In October, Councilmember Jamie Gauthier proposed a zoning change to a key plot of land in University City where a low-density affordable housing development is set to lose its protected status next year. The new zoning would not only prevent commercial uses on the land, but it would mandate the presence of affordable housing and impose a construction moratorium for a full year.
The property's owner seeks to sell the land, which sits right on Market Street and could fetch north of $100M from life sciences developers, but if Gauthier's measure passes, such a sale would be impossible.
City Council has also attempted to take more direct control over the disposition of vacant, city-owned plots of land multiple times over the years, including new changes in 2021, Philadelphia Director of Planning and Development Anne Fadullon said at a Bisnow event in December. This year, Clarke has also proposed a law that would allow council to nominate members to the Zoning Board of Adjustment, a five-member, mayor-appointed entity as currently constructed.
6. Amazon Expands Footprint In Region To Unheard-Of Levels
As with everywhere else in the country, industrial was the Philadelphia region's hottest asset class this year. The pandemic continued to increase Americans' reliance on e-commerce, and Amazon rode that wave to explosive growth.

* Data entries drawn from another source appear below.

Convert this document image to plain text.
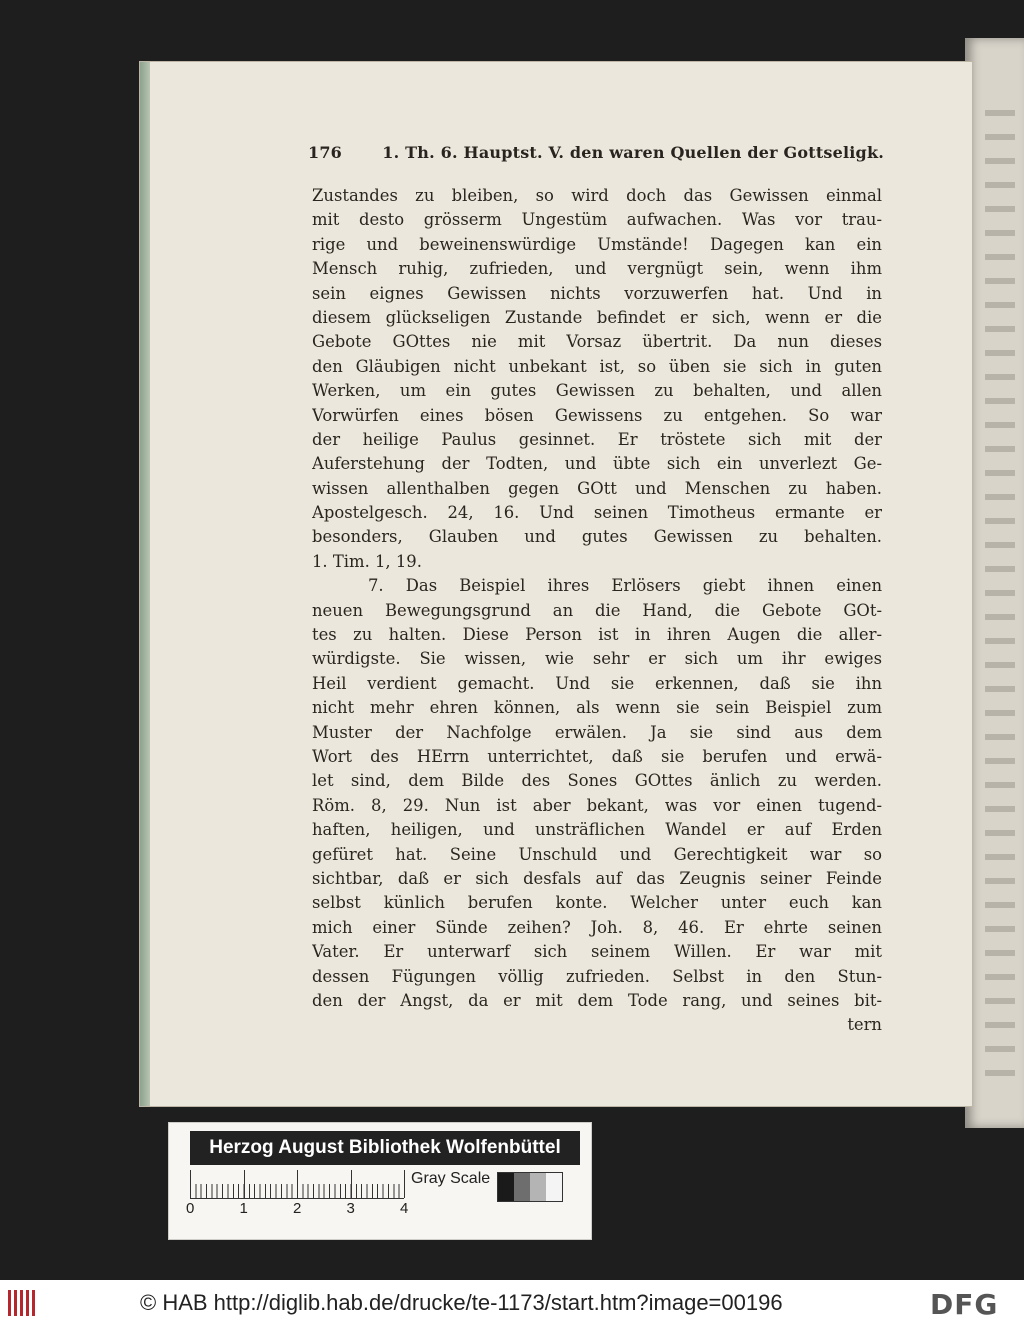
176	1. Th. 6. Hauptst. V. den waren Quellen der Gottseligk.
Zustandes zu bleiben, so wird doch das Gewissen einmal
mit desto grösserm Ungestüm aufwachen. Was vor trau-
rige und beweinenswürdige Umstände! Dagegen kan ein
Mensch ruhig, zufrieden, und vergnügt sein, wenn ihm
sein eignes Gewissen nichts vorzuwerfen hat. Und in
diesem glückseligen Zustande befindet er sich, wenn er die
Gebote GOttes nie mit Vorsaz übertrit. Da nun dieses
den Gläubigen nicht unbekant ist, so üben sie sich in guten
Werken, um ein gutes Gewissen zu behalten, und allen
Vorwürfen eines bösen Gewissens zu entgehen. So war
der heilige Paulus gesinnet. Er tröstete sich mit der
Auferstehung der Todten, und übte sich ein unverlezt Ge-
wissen allenthalben gegen GOtt und Menschen zu haben.
Apostelgesch. 24, 16. Und seinen Timotheus ermante er
besonders, Glauben und gutes Gewissen zu behalten.
1. Tim. 1, 19.
7. Das Beispiel ihres Erlösers giebt ihnen einen
neuen Bewegungsgrund an die Hand, die Gebote GOt-
tes zu halten. Diese Person ist in ihren Augen die aller-
würdigste. Sie wissen, wie sehr er sich um ihr ewiges
Heil verdient gemacht. Und sie erkennen, daß sie ihn
nicht mehr ehren können, als wenn sie sein Beispiel zum
Muster der Nachfolge erwälen. Ja sie sind aus dem
Wort des HErrn unterrichtet, daß sie berufen und erwä-
let sind, dem Bilde des Sones GOttes änlich zu werden.
Röm. 8, 29. Nun ist aber bekant, was vor einen tugend-
haften, heiligen, und unsträflichen Wandel er auf Erden
gefüret hat. Seine Unschuld und Gerechtigkeit war so
sichtbar, daß er sich desfals auf das Zeugnis seiner Feinde
selbst künlich berufen konte. Welcher unter euch kan
mich einer Sünde zeihen? Joh. 8, 46. Er ehrte seinen
Vater. Er unterwarf sich seinem Willen. Er war mit
dessen Fügungen völlig zufrieden. Selbst in den Stun-
den der Angst, da er mit dem Tode rang, und seines bit-
tern
Herzog August Bibliothek Wolfenbüttel
0	1	2	3	4
Gray Scale
© HAB http://diglib.hab.de/drucke/te-1173/start.htm?image=00196	DFG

In February, Amazon was reported to have approached 10M SF in the region with the lease of a last-mile distribution center in Northeast Philadelphia. By April, Amazon had blown past 10M SF, as updated reports revealed the company had leased 57 properties in the region.
Amazon's longstanding willingness to pay market-high rents, along with unprecedented demand for warehouse space from all corners, drove the expansion of the industrial sector within Philadelphia city limits, which had been considered unfeasible mere years ago.
The market has become so strong that despite skyrocketing construction costs, developers who can find suitable land or redevelopment prospects are having no problem securing financing or tenants for speculative warehouse projects.